Scientific classification
- Kingdom: Plantae
- Clade: Embryophytes
- Clade: Tracheophytes
- Clade: Spermatophytes
- Clade: Angiosperms
- Clade: Eudicots
- Clade: Rosids
- Order: Myrtales
- Family: Melastomataceae
- Genus: Miconia
- Species: M. bicolor
- Binomial name: Miconia bicolor (Mill.) Triana (1871 publ. 1872)
- Varieties: Miconia bicolor var. bicolor; Miconia bicolor var. patentisetosa (Borhidi) Judd, Bécquer & Majure;
- Synonyms: Melastoma bicolor Mill. (1768); Tetrazygia bicolor (Mill.) Cogn. (1891);

= Miconia bicolor =

- Genus: Miconia
- Species: bicolor
- Authority: (Mill.) Triana (1871 publ. 1872)
- Conservation status: LC
- Synonyms: Melastoma bicolor Mill. (1768), Tetrazygia bicolor (Mill.) Cogn. (1891)

Species of flowering plant

Miconia bicolor is a species of flowering plant in the glory bush family, Melastomataceae, that is native to southern Florida in the United States and the Caribbean. Common names include Florida clover ash, Florida tetrazygia, and West Indian lilac.

==Description==
Miconia bicolor is a shrub that reaches a height of 3 to 9 m. The shrub is multi-trunked, the stems' colour can be green or reddish. Its evergreen lanceolate leaves are 10 to 20 cm long and have three parallel conspicuous veins which run lengthwise. The plant flowers during the spring and summer. The flowers are white or pinkish and the oval fruit is brown and attracts birds.

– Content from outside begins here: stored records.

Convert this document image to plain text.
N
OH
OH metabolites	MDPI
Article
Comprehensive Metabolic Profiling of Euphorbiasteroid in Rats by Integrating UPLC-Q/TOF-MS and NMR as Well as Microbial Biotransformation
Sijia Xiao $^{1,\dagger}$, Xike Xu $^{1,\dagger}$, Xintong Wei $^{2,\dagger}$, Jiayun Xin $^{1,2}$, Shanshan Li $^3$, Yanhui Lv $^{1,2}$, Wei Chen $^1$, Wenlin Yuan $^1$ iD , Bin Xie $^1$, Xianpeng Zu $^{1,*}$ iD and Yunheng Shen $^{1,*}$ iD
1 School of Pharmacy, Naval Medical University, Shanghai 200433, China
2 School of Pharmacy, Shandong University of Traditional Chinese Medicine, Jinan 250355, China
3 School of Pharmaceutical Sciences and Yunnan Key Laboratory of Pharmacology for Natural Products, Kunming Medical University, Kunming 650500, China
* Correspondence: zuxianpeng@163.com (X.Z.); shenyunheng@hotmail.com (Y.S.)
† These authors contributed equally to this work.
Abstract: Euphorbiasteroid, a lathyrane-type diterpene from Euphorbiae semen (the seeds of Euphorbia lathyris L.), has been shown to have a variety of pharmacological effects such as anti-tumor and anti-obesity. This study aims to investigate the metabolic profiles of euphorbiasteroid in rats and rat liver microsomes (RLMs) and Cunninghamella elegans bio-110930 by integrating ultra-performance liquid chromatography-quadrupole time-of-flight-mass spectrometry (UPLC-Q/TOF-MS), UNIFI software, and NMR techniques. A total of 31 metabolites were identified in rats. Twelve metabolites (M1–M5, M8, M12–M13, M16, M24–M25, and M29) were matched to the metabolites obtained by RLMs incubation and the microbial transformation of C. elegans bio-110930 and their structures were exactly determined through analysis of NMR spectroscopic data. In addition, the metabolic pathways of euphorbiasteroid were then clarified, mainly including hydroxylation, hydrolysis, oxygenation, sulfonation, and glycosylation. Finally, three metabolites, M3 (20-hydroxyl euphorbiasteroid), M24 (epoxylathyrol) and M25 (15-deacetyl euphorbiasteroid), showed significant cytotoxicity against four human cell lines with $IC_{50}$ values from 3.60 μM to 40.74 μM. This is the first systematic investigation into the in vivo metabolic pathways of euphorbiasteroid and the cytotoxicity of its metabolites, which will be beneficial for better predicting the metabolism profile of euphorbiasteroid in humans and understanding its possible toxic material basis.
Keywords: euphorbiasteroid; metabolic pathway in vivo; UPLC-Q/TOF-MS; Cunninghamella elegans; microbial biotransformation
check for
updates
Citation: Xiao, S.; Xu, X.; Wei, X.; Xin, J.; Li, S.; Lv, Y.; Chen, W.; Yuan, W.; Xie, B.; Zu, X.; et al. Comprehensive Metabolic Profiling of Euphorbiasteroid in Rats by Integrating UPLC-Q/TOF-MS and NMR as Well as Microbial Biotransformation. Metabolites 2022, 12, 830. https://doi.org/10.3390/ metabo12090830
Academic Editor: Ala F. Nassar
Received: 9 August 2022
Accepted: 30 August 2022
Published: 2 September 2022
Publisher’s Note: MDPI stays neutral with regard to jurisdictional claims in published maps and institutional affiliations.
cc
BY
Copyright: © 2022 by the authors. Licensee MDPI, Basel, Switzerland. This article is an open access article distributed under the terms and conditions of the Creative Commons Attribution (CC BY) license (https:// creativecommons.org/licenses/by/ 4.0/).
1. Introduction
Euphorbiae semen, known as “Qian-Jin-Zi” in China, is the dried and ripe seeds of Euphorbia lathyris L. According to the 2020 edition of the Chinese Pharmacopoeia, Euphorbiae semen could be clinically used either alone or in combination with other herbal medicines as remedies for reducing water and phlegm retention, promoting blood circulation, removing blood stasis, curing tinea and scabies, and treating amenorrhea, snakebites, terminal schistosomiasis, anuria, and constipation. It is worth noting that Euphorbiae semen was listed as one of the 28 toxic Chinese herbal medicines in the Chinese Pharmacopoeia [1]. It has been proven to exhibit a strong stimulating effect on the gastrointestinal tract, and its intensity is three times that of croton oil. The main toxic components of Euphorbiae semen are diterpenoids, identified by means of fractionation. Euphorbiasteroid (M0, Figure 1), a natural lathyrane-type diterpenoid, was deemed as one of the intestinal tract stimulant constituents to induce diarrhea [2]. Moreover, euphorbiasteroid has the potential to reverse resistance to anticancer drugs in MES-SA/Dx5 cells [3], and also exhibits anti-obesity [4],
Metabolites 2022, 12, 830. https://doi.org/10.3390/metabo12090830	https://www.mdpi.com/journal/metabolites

The shrub grows in the subtropical wetlands of Everglades. It prefers partial shade and grows in acidic, alkaline, sand, loam and clay soils. It has a high drought tolerance but will also grow on well-drained soils.

==Popular culture==
In the novel Jurassic Park (1990) by Michael Crichton and subsequent film adaptation (1993) Dr. Ellie Sattler, in an attempt to diagnose a sick dinosaur, discovers West Indian lilac in the triceratops paddock. Dr. Sattler suspects the toxicity of the plant is the root cause of the dinosaur's illness. After inspecting the dinosaur's droppings Dr. Sattler determines the animal is not grazing on the West Indian lilac. This mystery is only resolved in the book which later explains that the berries are being accidentally ingested together with gizzard stones and later regurgitated.